The prescription lens angle could actually amplify these concerns. If smart glasses become indistinguishable from regular prescription eyewear, the social signals that currently alert people to the presence of a camera disappear. Someone wearing obvious tech-forward frames at least prompts a moment of awareness. Someone wearing what looks like ordinary Ray-Ban reading glasses? Not so much.
Still, the market momentum seems to be building. Analyst estimates from firms including IDC suggest the smart glasses market could reach $10 billion annually by 2028, up from roughly $2 billion in 2024. Meta’s approach — affordable pricing, fashionable design, prescription compatibility, and AI integration — positions it to capture a significant share of that growth. The company doesn’t need smart glasses to replace smartphones overnight. It just needs them to become a normal accessory, the way AirPods became normal despite initial skepticism about walking around with white sticks in your ears.

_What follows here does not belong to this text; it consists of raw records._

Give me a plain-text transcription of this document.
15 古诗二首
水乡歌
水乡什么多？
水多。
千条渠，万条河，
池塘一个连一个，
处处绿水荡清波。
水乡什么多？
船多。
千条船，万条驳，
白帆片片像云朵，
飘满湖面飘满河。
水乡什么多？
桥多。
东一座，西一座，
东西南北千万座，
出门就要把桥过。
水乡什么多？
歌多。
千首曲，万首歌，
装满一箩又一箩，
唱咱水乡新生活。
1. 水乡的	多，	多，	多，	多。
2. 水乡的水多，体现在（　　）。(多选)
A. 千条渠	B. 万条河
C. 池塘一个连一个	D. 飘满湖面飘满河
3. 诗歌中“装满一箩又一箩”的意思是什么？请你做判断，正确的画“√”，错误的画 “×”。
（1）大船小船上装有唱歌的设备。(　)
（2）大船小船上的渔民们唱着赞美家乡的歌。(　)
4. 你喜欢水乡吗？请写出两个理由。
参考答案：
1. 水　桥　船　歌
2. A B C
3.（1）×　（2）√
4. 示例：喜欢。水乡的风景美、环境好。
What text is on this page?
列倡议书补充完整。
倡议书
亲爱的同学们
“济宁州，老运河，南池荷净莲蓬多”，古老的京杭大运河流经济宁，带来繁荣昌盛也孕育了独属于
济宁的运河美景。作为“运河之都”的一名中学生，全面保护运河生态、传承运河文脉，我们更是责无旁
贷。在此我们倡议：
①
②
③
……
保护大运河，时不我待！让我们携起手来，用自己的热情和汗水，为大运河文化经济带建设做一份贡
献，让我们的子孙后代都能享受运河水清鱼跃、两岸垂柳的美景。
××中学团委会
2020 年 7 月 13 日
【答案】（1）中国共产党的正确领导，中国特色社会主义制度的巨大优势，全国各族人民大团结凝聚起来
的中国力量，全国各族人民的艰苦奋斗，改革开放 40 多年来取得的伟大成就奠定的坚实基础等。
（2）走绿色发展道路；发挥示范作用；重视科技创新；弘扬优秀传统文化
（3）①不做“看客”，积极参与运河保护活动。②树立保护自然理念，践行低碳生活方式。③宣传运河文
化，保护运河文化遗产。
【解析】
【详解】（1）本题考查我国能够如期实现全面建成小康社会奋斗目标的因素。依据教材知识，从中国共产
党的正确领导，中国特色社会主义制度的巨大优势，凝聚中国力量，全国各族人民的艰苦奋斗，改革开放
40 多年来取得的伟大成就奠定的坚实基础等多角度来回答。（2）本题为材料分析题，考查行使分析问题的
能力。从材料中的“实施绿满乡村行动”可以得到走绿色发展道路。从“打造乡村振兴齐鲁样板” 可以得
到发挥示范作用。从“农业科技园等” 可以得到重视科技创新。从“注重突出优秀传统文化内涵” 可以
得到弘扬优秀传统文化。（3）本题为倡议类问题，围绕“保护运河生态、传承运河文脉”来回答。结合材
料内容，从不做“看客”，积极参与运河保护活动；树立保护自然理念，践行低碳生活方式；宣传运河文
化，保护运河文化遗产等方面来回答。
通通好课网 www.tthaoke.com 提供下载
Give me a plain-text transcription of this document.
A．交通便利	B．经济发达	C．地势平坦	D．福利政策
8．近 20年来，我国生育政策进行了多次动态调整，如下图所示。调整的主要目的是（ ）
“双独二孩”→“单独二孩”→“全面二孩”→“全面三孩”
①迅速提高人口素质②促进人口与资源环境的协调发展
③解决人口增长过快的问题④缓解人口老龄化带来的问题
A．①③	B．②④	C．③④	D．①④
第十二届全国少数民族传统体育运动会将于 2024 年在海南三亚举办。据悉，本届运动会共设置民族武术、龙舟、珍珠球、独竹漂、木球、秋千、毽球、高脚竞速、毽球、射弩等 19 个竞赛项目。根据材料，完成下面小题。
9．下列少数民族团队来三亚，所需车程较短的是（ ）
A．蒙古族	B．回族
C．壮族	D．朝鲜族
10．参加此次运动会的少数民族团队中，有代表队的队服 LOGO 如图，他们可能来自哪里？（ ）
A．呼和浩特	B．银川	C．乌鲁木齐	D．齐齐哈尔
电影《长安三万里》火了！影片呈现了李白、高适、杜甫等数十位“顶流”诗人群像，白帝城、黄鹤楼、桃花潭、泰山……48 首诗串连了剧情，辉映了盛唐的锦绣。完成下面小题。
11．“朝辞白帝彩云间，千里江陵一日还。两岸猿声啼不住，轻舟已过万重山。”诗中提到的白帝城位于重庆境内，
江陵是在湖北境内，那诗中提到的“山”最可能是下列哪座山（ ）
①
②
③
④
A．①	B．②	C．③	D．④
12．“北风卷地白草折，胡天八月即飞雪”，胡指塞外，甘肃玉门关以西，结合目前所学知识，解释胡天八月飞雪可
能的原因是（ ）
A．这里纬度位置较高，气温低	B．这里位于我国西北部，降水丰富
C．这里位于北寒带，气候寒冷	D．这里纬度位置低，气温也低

The Scriber and Blazer won’t ship with a display — that feature is expected in a future generation, possibly as early as 2026, based on prototypes Meta has shown internally and at developer conferences. For now, all interaction happens through voice commands and audio responses. But the foundation is being laid. Each new frame style, each prescription lens option, each AI feature update is another step toward the moment when Meta can add a heads-up display and have millions of people already comfortable wearing the hardware.
That’s the real play. Not selling a gadget. Selling glasses that happen to be smart. And now, glasses that help you see — in more ways than one.